Les sunnites menacent de quitter le gouvernement irakien

Bagdad — Les sunnites ont menacé hier de quitter le gouvernement irakien et de prendre les armes si le premier ministre chiite Nouri al-Maliki ne cesse pas d'«accaparer» le pouvoir et ne démantèle pas les milices, alors que les violences ont fait 46 morts après une accalmie en Irak.

Entre-temps, l'ambassadeur des États-Unis en Irak, Zalmay Khalilzad, a voulu rassurer les Irakiens après la victoire des démocrates aux élections parlementaires américaines, affirmant que le président républicain George W. Bush demeurait «l'architecte» de la politique étrangère de son pays.

Les démocrates, qui ont fait de l'Irak un sujet majeur du scrutin, ont immédiatement réclamé après leur victoire un changement de stratégie dans ce pays en proie à une violence meurtrière endémique, et où sont toujours déployés quelque 140 000 GI's près de quatre ans après l'invasion de mars 2003.
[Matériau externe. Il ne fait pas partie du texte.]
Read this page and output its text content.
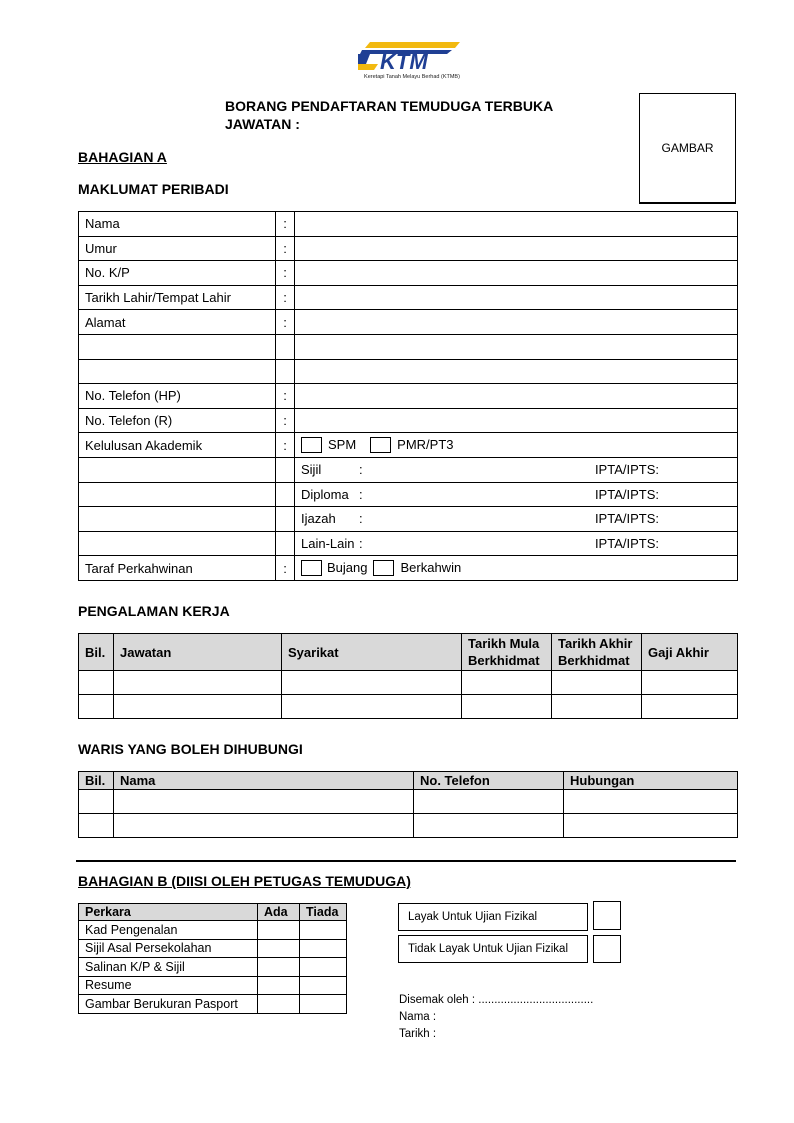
KTM
Keretapi Tanah Melayu Berhad (KTMB)
BORANG PENDAFTARAN TEMUDUGA TERBUKA
JAWATAN :
GAMBAR
BAHAGIAN A
MAKLUMAT PERIBADI
Nama	:	
Umur	:	
No. K/P	:	
Tarikh Lahir/Tempat Lahir	:	
Alamat	:	

No. Telefon (HP)	:	
No. Telefon (R)	:	
Kelulusan Akademik	:	SPM PMR/PT3

		Sijil : IPTA/IPTS:

		Diploma : IPTA/IPTS:

		Ijazah : IPTA/IPTS:

		Lain-Lain : IPTA/IPTS:

Taraf Perkahwinan	:	Bujang Berkahwin
PENGALAMAN KERJA
Bil.	Jawatan	Syarikat	Tarikh Mula Berkhidmat	Tarikh Akhir Berkhidmat	Gaji Akhir

WARIS YANG BOLEH DIHUBUNGI
Bil.	Nama	No. Telefon	Hubungan

BAHAGIAN B (DIISI OLEH PETUGAS TEMUDUGA)
Perkara	Ada	Tiada
Kad Pengenalan		
Sijil Asal Persekolahan		
Salinan K/P & Sijil		
Resume		
Gambar Berukuran Pasport		
Layak Untuk Ujian Fizikal
Tidak Layak Untuk Ujian Fizikal
Disemak oleh : ....................................
Nama :
Tarikh :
Le Front de la Concorde, le principal bloc parlementaire sunnite, a menacé de quitter le gouvernement d'union nationale accusant M. Nouri d'«accaparer» l'appareil de l'État. «Nous avons envoyé depuis deux semaines une lettre aux autres groupes du gouvernement, leur rappelant nos demandes, à savoir: un rééquilibrage de l'appareil politique et le démantèlement des milices», a déclaré le porte-parole du Front, Salim Abdallah al-Joubouri. «Si nos demandes ne sont pas satisfaites, nous allons nous retirer du processus politique et nous n'aurons d'autre choix que de prendre les armes», a affirmé ce député, dont le bloc compte 44 députés et dispose de cinq portefeuilles ministériels.

Les sunnites, dont est issu le président déchu Saddam Hussein, avaient participé à la grande satisfaction des États-Unis aux législatives de décembre 2005 et au gouvernement Maliki formé en mai. Mais ils multiplient désormais les déclarations hostiles. L'un des principaux dirigeants sunnites, Adnane al-Doulaïmi, a accusé le gouvernement Maliki de fermer les yeux sur les «crimes abjects» commis par les milices chiites à l'encontre des sunnites.

Et le vice-président irakien Tarek al-Hachemi, un sunnite, a accusé «le gouvernement d'accaparer tous les pouvoirs. Il ne consulte pas et ne se coordonne pas avec ses partenaires». «Si cette politique se poursuit, et si M. Maliki ne respecte pas les engagements pris avec le Front de la Concorde, nous étudierons la question de notre retrait du gouvernement», a-t-il averti.